Why Mrs. Sullivan’s and Mayor Craig’s Solutions are fundamentally the same:
Mayor Craig has a pro-police approach to homelessness that many liberal mayors have around the country. Despite what conservatives say about Democrats being about “defunding the police ” and “letting criminals run loose,” liberal mayors actually love using “law and order” to approach homelessness as opposed to a Housing-First Approach. The city claims it has a housing first model, but it’s limited in scope. I call it “Housing First Lite”
Here is the city’s current policies toward the houseless
- Mayor Craig and the Board of Aldermen increased anti-camping measures in the city, which was targeted at the homeless as an attempt to make it impossible for them to legally exist anywhere other than a poorly run shelter.
- Two years ago, under her initiative, Mayor Craig applied for and received the COPS Grant to add 10 more police officers to the MPD
- Use those cops to bring people on public and private land into shelters, even if the police chief and mayor deny that’s the role police play in homelessness.
Mrs. Sullivan’s solutions are often vague and rally around a conservative narrative that “crime is out of control and that we release criminals too often.” She and other conservatives want less compassion and more jailing. This leads to an interesting contradiction: Those same conservatives complain that Housing First programs will cost taxpayer dollars to people unworthy of it. Yet the “throw them in jail” approach is even worse for the taxpayer.
In the debate over PR bail reform and the failed attempt to rescind it with legislation, the abstract of that bill claims that it costs $1,800 per night to house somebody in jail in New Hampshire. What is a better use of taxpayer dollars? For a fraction of that cost, we could house somebody for a month with a fraction of those funds. Not to mention increased costs of policing, medical care, and other 911 calls to homeless encampments.
When talking to my friend about the unwillingness to truly invest in a Housing First Model due to cost concerns, but more than willingness to throw somebody in jail for much more money, they said, “It’s not about the taxpayer money. It’s about punishing people who we don’t feel are productive”
So here we are, spending a lot more money to not solve a problem.
We need a true statewide plan that includes a Housing First Model. For those not ready for four walls and a roof, we should have regional encampments for those who are houseless, or prefer living outdoors while they work odd jobs saving up for an apartment. I tried to propose a designated camp in Keene, but I got the same answer as when I proposed it in Manchester: “If we build a camp here, every homeless person in NH will come here!” But what if everybody has proper homelessness services? Issue solved.
In their 2020 Report, the NH Coalition to End Homelessness stated that we only need about 600 housing units to end chronic housing in NH. To this day, I cannot find from any agency local, state, or federal how many, if any, of those 600 units were built. That feels like a huge oversight and a lack of coordination between municipalities and the state. I think the state would do well to hire a Director of Homelessness, much like how the city did.
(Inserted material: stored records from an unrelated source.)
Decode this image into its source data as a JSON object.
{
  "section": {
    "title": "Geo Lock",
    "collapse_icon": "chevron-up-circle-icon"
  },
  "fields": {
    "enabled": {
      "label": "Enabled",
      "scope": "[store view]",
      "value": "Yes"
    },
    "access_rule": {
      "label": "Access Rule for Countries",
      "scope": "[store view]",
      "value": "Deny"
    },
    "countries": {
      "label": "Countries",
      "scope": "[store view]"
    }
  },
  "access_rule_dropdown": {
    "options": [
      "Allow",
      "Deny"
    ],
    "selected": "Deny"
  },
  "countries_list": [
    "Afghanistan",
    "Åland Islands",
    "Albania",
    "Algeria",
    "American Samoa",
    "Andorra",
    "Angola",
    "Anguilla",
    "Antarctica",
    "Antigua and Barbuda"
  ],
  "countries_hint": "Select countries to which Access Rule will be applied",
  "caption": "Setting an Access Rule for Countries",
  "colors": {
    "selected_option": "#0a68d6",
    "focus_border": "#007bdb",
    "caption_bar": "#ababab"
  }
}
There is a direct relationship between housing costs and homelessness. Homelessness is made worse by other things like addiction and mental illness, but those issues are easier to address when a person has secure housing. We need to ease zoning restrictions, allow more duplexes/multiplexes, greater tenant protections (especially on renovation evictions) to keep people in their homes, and a greater public investment in housing, whether it’s public housing, land trusts, or some other model.